Publicity is elusive: everyone knows what it involves until you actually have to do it. Consequently, there’s more ‘how not to’ advice than ‘how to’. On one hand a publicist is criticised for allowing an email to “echo into silence” and fail to get back to someone keen to help publicise a book. On the other, publicists are criticised for pretending to have met someone they clearly haven’t and then compounding the problem for firing off round robin emails obviously based quantity rather than quantity. Then there’s passing the buck: Argos inadvertently allowed some gamers to get their hands on an Xbox 360 Halo 3 game before the release date but left it to Microsoft to confirm early use won’t get gamers barred. A job that Argos really should have taken responsibility for. Argos recently sourced some sofas from China – no problem there, they not the only furniture distributors to do so – but this particular batch of sofas was treated with a combination of chemicals that caused severe skin allergy reactions in some people.

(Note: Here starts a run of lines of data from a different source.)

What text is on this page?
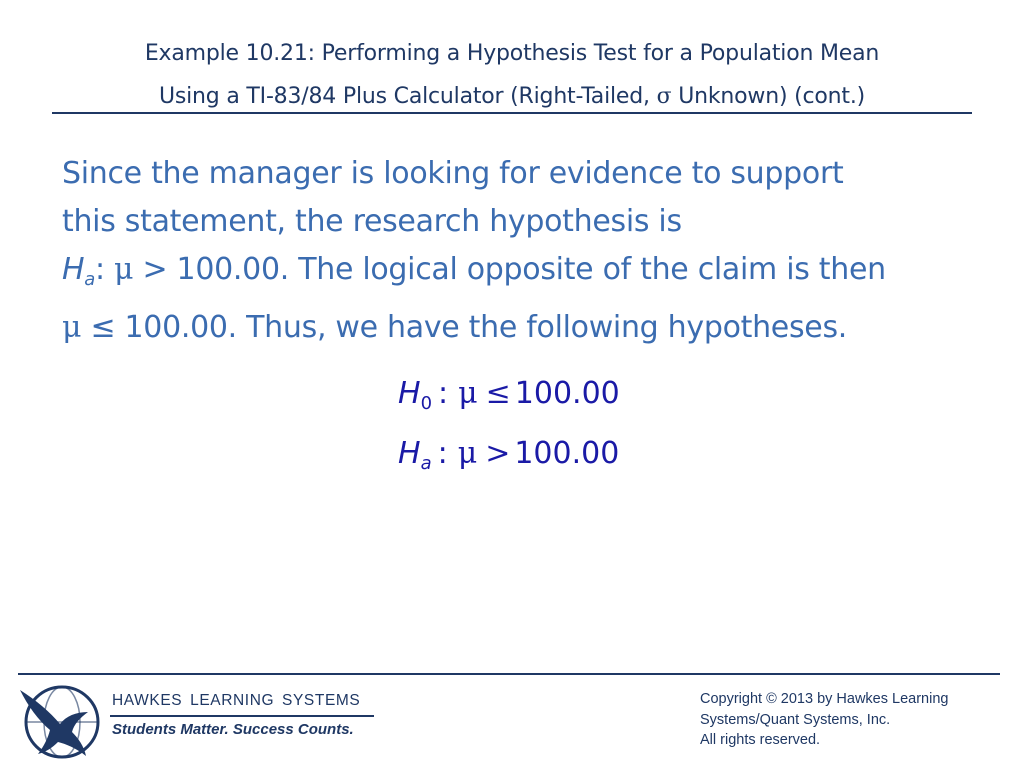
Example 10.21: Performing a Hypothesis Test for a Population Mean
Using a TI-83/84 Plus Calculator (Right-Tailed, σ Unknown) (cont.)
Since the manager is looking for evidence to support
this statement, the research hypothesis is
$H_a$: μ > 100.00. The logical opposite of the claim is then
μ ≤ 100.00. Thus, we have the following hypotheses.
$H_0$ : μ ≤ 100.00
$H_a$ : μ > 100.00
HAWKES LEARNING SYSTEMS
Students Matter. Success Counts.
Copyright © 2013 by Hawkes Learning
Systems/Quant Systems, Inc.
All rights reserved.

To their credit Argos have removed the sofas and are offering a refund or replacement sofa to customers, but surely this is a missed opportunity: swift action, an apology and promise not to use this source again would have easily have won over loyal customers. Instead some have turned to the internet for information that should be forthcoming from Argos.
1. Respect your contacts – if someone’s eager to help with publicity, follow up.
2. Tailor publicity for contacts – it’s time consuming but everyone remembers a personal note whereas a round robin or press release obviously sent to as many media outlets as in the publicist’s email address book will simply be moved to the delete box.
3. If you do misfire, don’t be afraid to apologise. Passing the buck = you don’t care.
4. Never acknowledge that you have more important clients/publicity projects. No one likes to feel they’ve been pushed to the back of a queue.